Essentially much of Australia remained under-explored. While the number of offshore wells drilled each year had remained roughly the same since the mid-1980s, the number of onshore wells was falling.
Last year saw about A$260 million spent onshore and the projected figure for this year was about A$280 million. Offshore expenditure had increased from A$660 million last year to a projected A$840 million this year. Offshore exploration costs were increasing by about 30%, but offshore rig rates had jumped from about US$65,000 to US$220,000 per day in little more than a year.
Robinson said it was disappointing Australia was not really seeing increased exploration activity, particularly in frontier regions, despite high oil prices.
“It’s these frontier areas we really need to focus on in the short-to-medium term to improve our deficits – the challenge is frontier exploration,” she said.
Australia’s good fiscal and regulatory regimes needed to be overlaid with the higher risk profile.

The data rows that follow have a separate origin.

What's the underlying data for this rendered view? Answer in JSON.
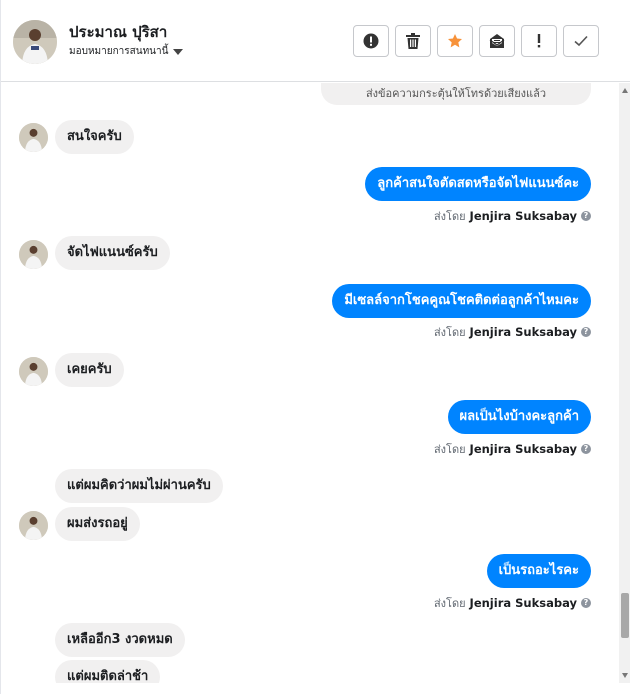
{
  "header": {
    "contact_name": "ประมาณ ปุริสา",
    "subtitle": "มอบหมายการสนทนานี้",
    "actions": [
      {
        "icon": "alert-circle-icon",
        "label": "report"
      },
      {
        "icon": "trash-icon",
        "label": "delete"
      },
      {
        "icon": "star-icon",
        "label": "star"
      },
      {
        "icon": "envelope-icon",
        "label": "mark unread"
      },
      {
        "icon": "exclamation-icon",
        "label": "spam"
      },
      {
        "icon": "check-icon",
        "label": "done"
      }
    ]
  },
  "thread": {
    "system_note": "ส่งข้อความกระตุ้นให้โทรด้วยเสียงแล้ว",
    "sender_prefix": "ส่งโดย",
    "sender_name": "Jenjira Suksabay",
    "messages": [
      {
        "dir": "in",
        "text": "สนใจครับ"
      },
      {
        "dir": "out",
        "text": "ลูกค้าสนใจตัดสดหรือจัดไฟแนนซ์คะ"
      },
      {
        "dir": "in",
        "text": "จัดไฟแนนซ์ครับ"
      },
      {
        "dir": "out",
        "text": "มีเซลล์จากโชคคูณโชคติดต่อลูกค้าไหมคะ"
      },
      {
        "dir": "in",
        "text": "เคยครับ"
      },
      {
        "dir": "out",
        "text": "ผลเป็นไงบ้างคะลูกค้า"
      },
      {
        "dir": "in",
        "text": "แต่ผมคิดว่าผมไม่ผ่านครับ"
      },
      {
        "dir": "in",
        "text": "ผมส่งรถอยู่"
      },
      {
        "dir": "out",
        "text": "เป็นรถอะไรคะ"
      },
      {
        "dir": "in",
        "text": "เหลืออีก3 งวดหมด"
      },
      {
        "dir": "in",
        "text": "แต่ผมติดล่าช้า"
      }
    ]
  },
  "colors": {
    "outgoing_bubble": "#0084ff",
    "incoming_bubble": "#f1f0f0",
    "star_accent": "#f7923a"
  }
}
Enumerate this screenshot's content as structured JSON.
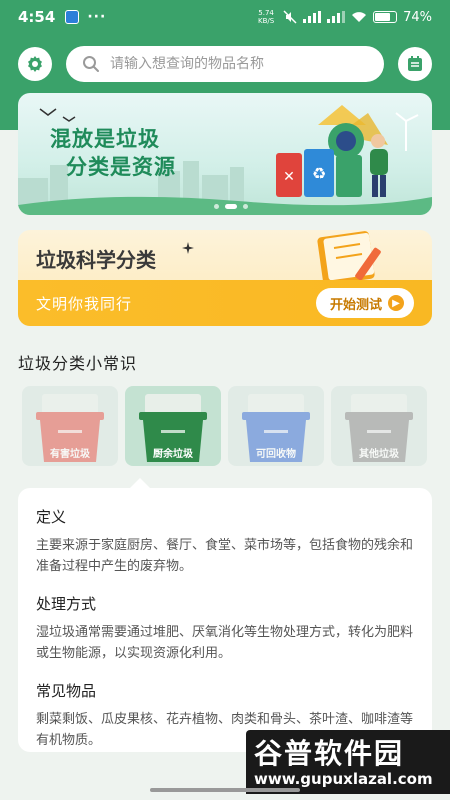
{
  "status": {
    "time": "4:54",
    "net_speed": "5.74 KB/S",
    "battery": "74",
    "battery_level": 0.74,
    "battery_suffix": "%"
  },
  "header": {
    "search_placeholder": "请输入想查询的物品名称",
    "settings_icon": "gear-icon",
    "notes_icon": "notepad-icon"
  },
  "banner": {
    "line1": "混放是垃圾",
    "line2": "分类是资源",
    "slide_count": 3,
    "active_slide": 1
  },
  "quiz": {
    "title": "垃圾科学分类",
    "subtitle": "文明你我同行",
    "button_label": "开始测试"
  },
  "tips": {
    "section_title": "垃圾分类小常识"
  },
  "bins": [
    {
      "label": "有害垃圾",
      "color": "#e05a4f",
      "selected": false
    },
    {
      "label": "厨余垃圾",
      "color": "#2f8a4a",
      "selected": true
    },
    {
      "label": "可回收物",
      "color": "#3c6fd1",
      "selected": false
    },
    {
      "label": "其他垃圾",
      "color": "#8c8c8c",
      "selected": false
    }
  ],
  "info": {
    "definition_title": "定义",
    "definition_text": "主要来源于家庭厨房、餐厅、食堂、菜市场等，包括食物的残余和准备过程中产生的废弃物。",
    "process_title": "处理方式",
    "process_text": "湿垃圾通常需要通过堆肥、厌氧消化等生物处理方式，转化为肥料或生物能源，以实现资源化利用。",
    "items_title": "常见物品",
    "items_text": "剩菜剩饭、瓜皮果核、花卉植物、肉类和骨头、茶叶渣、咖啡渣等有机物质。"
  },
  "watermark": {
    "title": "谷普软件园",
    "url": "www.gupuxlazal.com"
  },
  "colors": {
    "primary_green": "#3aa26a",
    "quiz_orange": "#fbbd2a"
  }
}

“We need better rewards for frontier regimes, a fundamental shift; our enemy is complacency . . . we need the federal government and industry to work together to address these challenges.”
Australia needed to sell 13 times as much LNG as it did oil, on a barrel of oil equivalent (boe) basis, to create the same export value. It was possible the country could export 60 million tonnes per annum by 2015-2020.
And Australia was only producing about 65% of its light sweet crude needs, whereas that used to be 80%.
McDouall Stuart executive director Chris Stone said New Zealand also faced some really tough energy challenges.
The gas supply crisis he described at the last biennial conference had not gone away.
Concentrating on electricity generation, with former large gas user Methanex virtually out of the picture now, continued economic growth of only 1.8% per annum would necessitate over 200MW of new generation each year and the country was “a long way short of that,” he said.
The New York Mercantile Futures Exchange had bids for oil at or over US$60 per barrel 12 years out, so the markets were hedging against continued high oil prices.
Given a middle-of-the-road scenario – with oil priced at only US$50, coal at US$55 per tonne and New Zealand gas at NZ$6 per gigajoule – that would cause the energy input to the New Zealand economy to more than double from the 1996 figure of NZ$2.5-3.0 billion to about NZ$7 billion in 2012.
The percentage energy component would rise from 3% to 7%.
“That’s quite a material challenge for the New Zealand economy to survive,” Stone said.